Ela nasceu no Brasil numa época em que seu pai mantinha uma casa noturna em São Paulo. De volta ao Japão, ele abriu o restaurante Saci-Pererê, em Yotsuya, Tóquio (o único remanescente até hoje entre várias casas de show de música brasileira que a capital japonesa teve desde então, entre elas Praça Onze, Corcovado, Acarajé, etc.). Foi nessa casa que conheci Paulo Cesar Gomes, ou Paulinho, que foi uma figura importantíssima na história da música brasileira no Japão.

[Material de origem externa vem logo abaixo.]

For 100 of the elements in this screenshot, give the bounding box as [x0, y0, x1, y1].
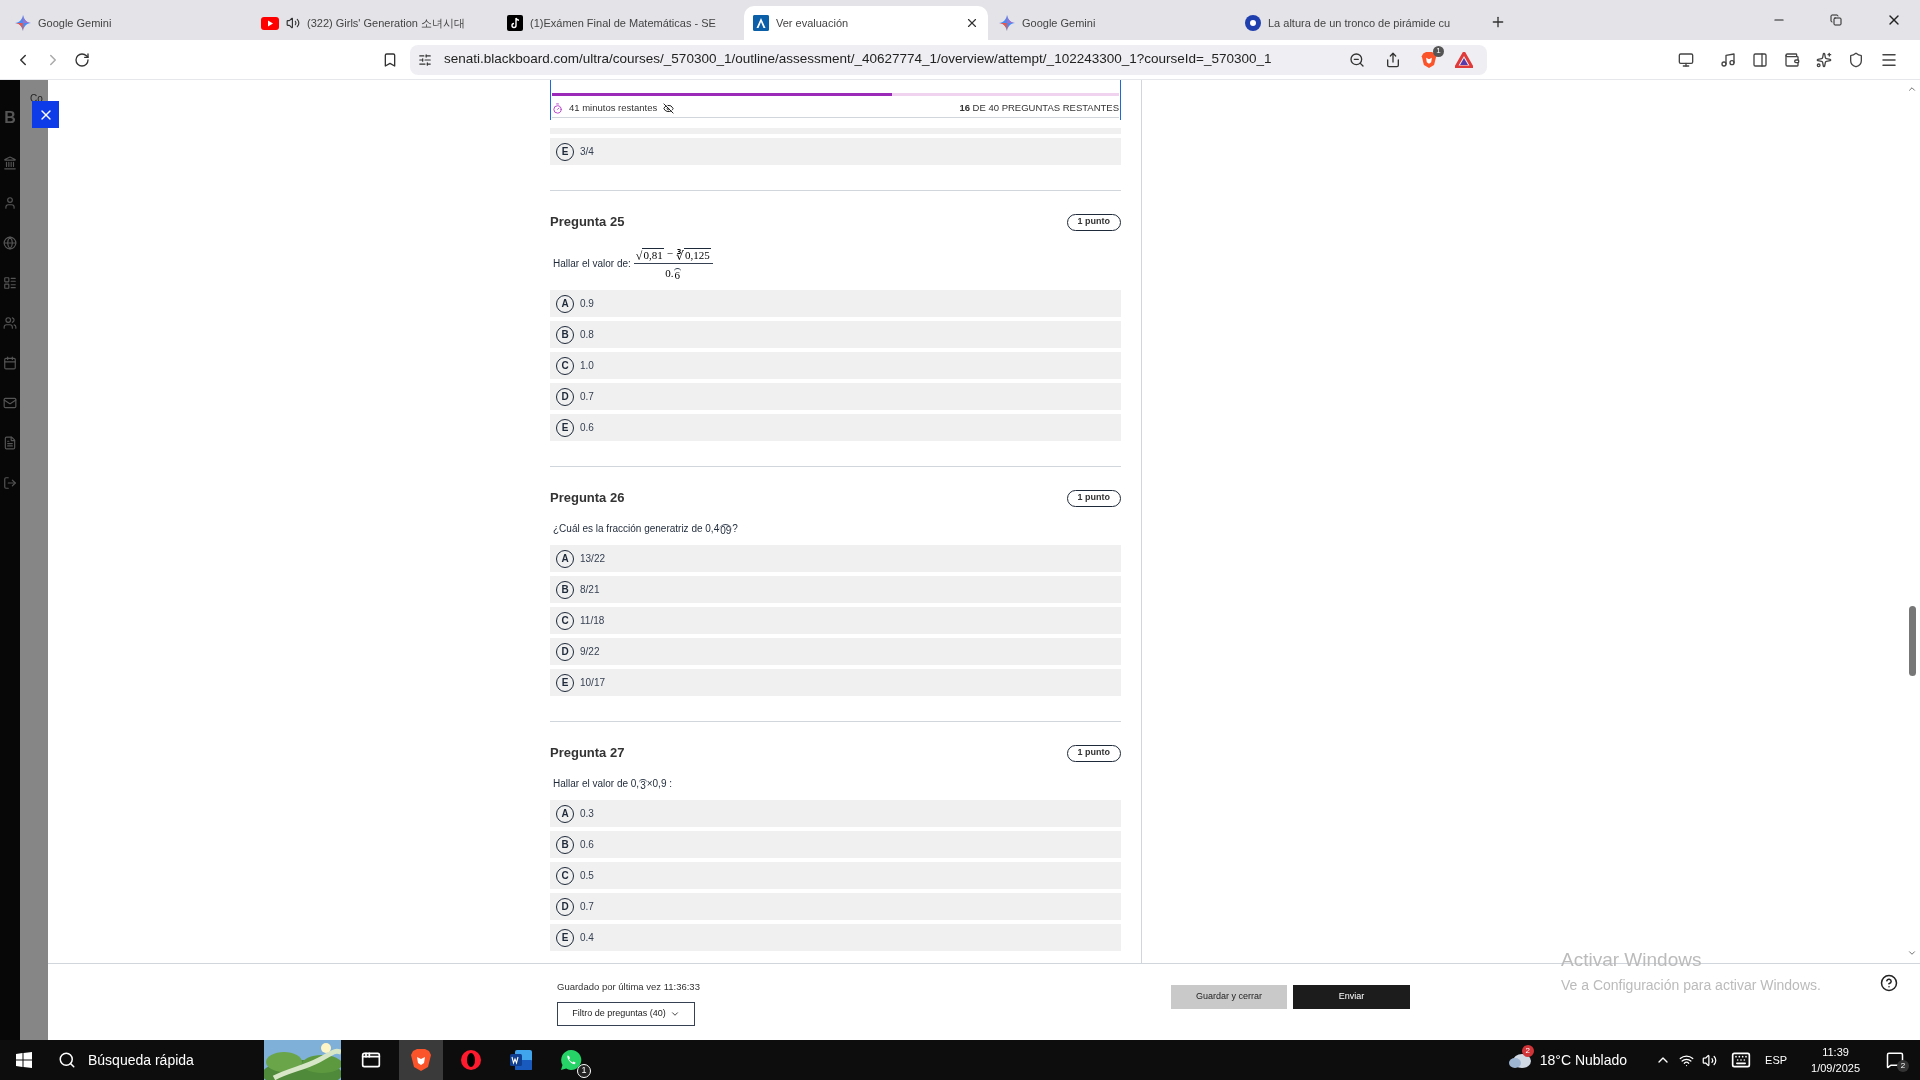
nav-icon[interactable]	[3, 156, 17, 170]
tab-title: Google Gemini	[1022, 15, 1097, 31]
weather-text[interactable]: 18°C Nublado	[1539, 1049, 1628, 1071]
answer-option[interactable]: E 0.4	[550, 924, 1121, 951]
option-text: 11/18	[580, 614, 605, 628]
tab-title: Google Gemini	[38, 15, 113, 31]
triangle-icon[interactable]	[1455, 51, 1473, 68]
bookmark-icon[interactable]	[382, 51, 398, 68]
answer-option[interactable]: B 0.6	[550, 831, 1121, 858]
option-text: 0.7	[580, 390, 594, 404]
tab-title: (322) Girls' Generation 소녀시대	[307, 15, 466, 31]
option-text: 0.7	[580, 900, 594, 914]
notifications-icon[interactable]	[1886, 1051, 1904, 1069]
language-indicator[interactable]: ESP	[1765, 1051, 1788, 1069]
search-field[interactable]: Búsqueda rápida	[52, 1040, 262, 1080]
chat-phone-icon	[560, 1049, 582, 1071]
browser-tab[interactable]: La altura de un tronco de pirámide cu	[1236, 6, 1480, 40]
save-and-close-button[interactable]: Guardar y cerrar	[1171, 985, 1287, 1009]
sidebar-icon[interactable]	[1752, 51, 1768, 68]
sparkle-icon	[999, 15, 1015, 31]
sparkles-icon[interactable]	[1816, 51, 1832, 68]
answer-option[interactable]: C 0.5	[550, 862, 1121, 889]
option-text: 0.8	[580, 328, 594, 342]
task-view-icon	[361, 1050, 381, 1070]
reload-icon[interactable]	[74, 51, 90, 68]
address-bar[interactable]: senati.blackboard.com/ultra/courses/_570300_1/outline/assessment/_40627774_1/overview/attempt/_102243300_1?courseId=_570300_1 1	[410, 44, 1487, 75]
nav-icon[interactable]	[3, 396, 17, 410]
lion-shield-icon[interactable]	[1421, 50, 1437, 69]
answer-option[interactable]: D 0.7	[550, 383, 1121, 410]
question-title: Pregunta 26	[550, 489, 625, 508]
nav-icon[interactable]	[3, 356, 17, 370]
answer-option[interactable]: C 1.0	[550, 352, 1121, 379]
browser-tab[interactable]: Google Gemini	[6, 6, 250, 40]
hide-icon[interactable]	[663, 103, 675, 114]
music-icon[interactable]	[1720, 51, 1736, 68]
network-icon[interactable]	[1679, 1052, 1695, 1068]
tab-title: Ver evaluación	[776, 15, 850, 31]
scroll-up-icon[interactable]	[1907, 84, 1917, 94]
scroll-down-icon[interactable]	[1907, 948, 1917, 958]
question-filter-dropdown[interactable]: Filtro de preguntas (40)	[557, 1002, 695, 1027]
screen-icon[interactable]	[1678, 51, 1694, 68]
scrollbar[interactable]	[1909, 606, 1916, 676]
answer-option[interactable]: B 0.8	[550, 321, 1121, 348]
answer-option[interactable]: E 0.6	[550, 414, 1121, 441]
browser-tab[interactable]: (322) Girls' Generation 소녀시대	[252, 6, 496, 40]
nav-icon[interactable]	[3, 276, 17, 290]
option-text: 13/22	[580, 552, 606, 566]
clock[interactable]: 11:39 1/09/2025	[1811, 1044, 1860, 1076]
nav-icon[interactable]	[3, 236, 17, 250]
speaker-icon[interactable]	[1702, 1052, 1718, 1068]
restore-icon[interactable]	[1830, 14, 1842, 26]
option-text: 8/21	[580, 583, 600, 597]
answer-option[interactable]: B 8/21	[550, 576, 1121, 603]
help-icon[interactable]	[1880, 974, 1898, 992]
keyboard-icon[interactable]	[1731, 1050, 1752, 1070]
answer-option[interactable]: E 3/4	[550, 138, 1121, 165]
tab-title: La altura de un tronco de pirámide cu	[1268, 15, 1452, 31]
questions-remaining: 16 DE 40 PREGUNTAS RESTANTES	[959, 101, 1119, 116]
answer-option[interactable]: A 13/22	[550, 545, 1121, 572]
answer-option[interactable]: D 9/22	[550, 638, 1121, 665]
logo-letter: B	[4, 108, 16, 128]
browser-tab[interactable]: Ver evaluación	[744, 6, 988, 40]
answer-option[interactable]: A 0.9	[550, 290, 1121, 317]
shields-badge: 1	[1433, 45, 1444, 57]
notification-badge: 1	[577, 1064, 591, 1078]
document-icon	[509, 1049, 533, 1071]
answer-option[interactable]: D 0.7	[550, 893, 1121, 920]
close-button[interactable]	[32, 101, 59, 128]
browser-tab[interactable]: Google Gemini	[990, 6, 1234, 40]
answer-option[interactable]: C 11/18	[550, 607, 1121, 634]
close-icon[interactable]	[965, 16, 979, 30]
sparkle-icon	[15, 15, 31, 31]
windows-logo-icon[interactable]	[16, 1052, 32, 1068]
site-settings-icon[interactable]	[418, 52, 432, 67]
share-icon[interactable]	[1385, 51, 1401, 68]
circle-icon	[1245, 15, 1261, 31]
taskbar-app[interactable]	[399, 1040, 443, 1080]
nav-icon[interactable]	[3, 436, 17, 450]
option-text: 0.9	[580, 297, 594, 311]
math-formula: √0,81 − ∛0,125 0.6	[633, 245, 713, 281]
option-text: 0.5	[580, 869, 594, 883]
shield-icon[interactable]	[1848, 51, 1864, 68]
submit-button[interactable]: Enviar	[1293, 985, 1410, 1009]
nav-icon[interactable]	[3, 476, 17, 490]
option-text: 10/17	[580, 676, 606, 690]
answer-option[interactable]: E 10/17	[550, 669, 1121, 696]
new-tab-icon[interactable]	[1490, 14, 1506, 30]
weather-badge: 2	[1521, 1045, 1534, 1057]
zoom-out-icon[interactable]	[1349, 51, 1365, 68]
answer-option[interactable]: A 0.3	[550, 800, 1121, 827]
option-text: 3/4	[580, 145, 594, 159]
play-icon	[261, 16, 279, 30]
cloud-icon[interactable]	[1507, 1051, 1532, 1069]
browser-tab[interactable]: (1)Exámen Final de Matemáticas - SE	[498, 6, 742, 40]
wallet-icon[interactable]	[1784, 51, 1800, 68]
nav-icon[interactable]	[3, 316, 17, 330]
option-text: 0.6	[580, 838, 594, 852]
question-text: Hallar el valor de 0,3×0,9 :	[553, 777, 673, 791]
ring-icon	[460, 1049, 482, 1071]
taskbar-app[interactable]: 1	[549, 1040, 593, 1080]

Ele foi um pianista extraordinário. Tanto que o pianista norte-americano Herbie Hancock, ao ouvir a apresentação do brasileiro, disse a ele: “me dê sua mão esquerda!”. Nascido em Minas Gerais, Paulinho cresceu em São Paulo e viveu mais de 20 anos no Japão, atuando como integrante das bandas de apoio dos artistas do J-pop, tocando em hotéis e acompanhando Lisa Ono nas gravações e bandas brasileiras como Misaswing. Ele fazia muito sucesso como músico.
No entanto, na primavera de 2011, Paulinho foi diagnosticado com linfoma maligno e começou a lutar contra a doença. Ele foi submetido à quimioterapia, mas logo teve uma recaída. Paulinho até chamou sua irmã do Brasil para fazer transplante de medula óssea, mas morreu na primavera de 2012.
Pouco antes de falecer, ele passava maior parte do dia dormindo. Num desses dias, eu estava segurando a mão de Paulinho, quando ele acordou de repente.
Com sorriso no rosto, ele soltou a minha mão, esticou o braço para tocar a minha franja e disse: “Mantenha aquela banda para sempre. Escreva muitas músicas boas. Bons arranjos também. Continue assim para sempre”. Terminando a frase, pegou novamente a minha mão e a beijou.
Segurava o choro enquanto estava no quarto dele, mas assim que saí de lá, comecei a chorar, tomando cuidado para não soltar a voz. E chorei tanto que mal conseguia ficar de pé.
A banda que Paulinho citou é a Banda Mandacarinho, criada por mim e ele, em novembro de 2011. Trata-se de uma big band, de música brasileira, formada por 17 integrantes, entre eles, japoneses e estrangeiros oriundos do Brasil, EUA, Cuba,
Canadá e Austrália.
O repertório da banda abrange obras dos artistas da MPB como Milton Nascimento, Marcos Valle, Djavan, choros de Pixinguinha e Bossa Nova de Tom Jobim. Entre esses compositores, quem tem maior número de músicas tocadas por nós é Ivan Lins. O nosso repertório com as obras dele já daria para gravar mais de dois álbuns completos. Acredito que somos a única big band do mundo que toca tanta música de Ivan Lins.
Como vocês sabem, ele compôs tantas músicas lindas. Vocês devem imaginar que as big bands tocam som muito alto. Mas o nosso grupo sabe tocar pianíssimo. Somos uma banda que sabe tocar música com uma suavidade, no estilo semelhante ao de Bossa Nova, como alguém contando histórias.
No segundo álbum Luz Brasileira, o nosso ídolo Ivan Lins emprestou sua voz para gravar uma canção. Sempre quis convidá-lo um dia para trocarmos juntos no show. Para realizar este sonho, acho que já está chegando a hora de começar a agir e correr atrás de patrocínio, já que ele completa 80 anos neste ano.
A música brasileira tem uma magia que toca profundamente o coração e mexe com a gente. Sou uma dessas pessoas encantadas com essa magia da música brasileira, mesmo sendo japonesa.
Neste ano celebramos o 130º aniversário de amizade Brasil-Japão. Com o legado que Paulinho deixou no meu coração, continuarei a apresentar muitas músicas maravilhosas do Brasil.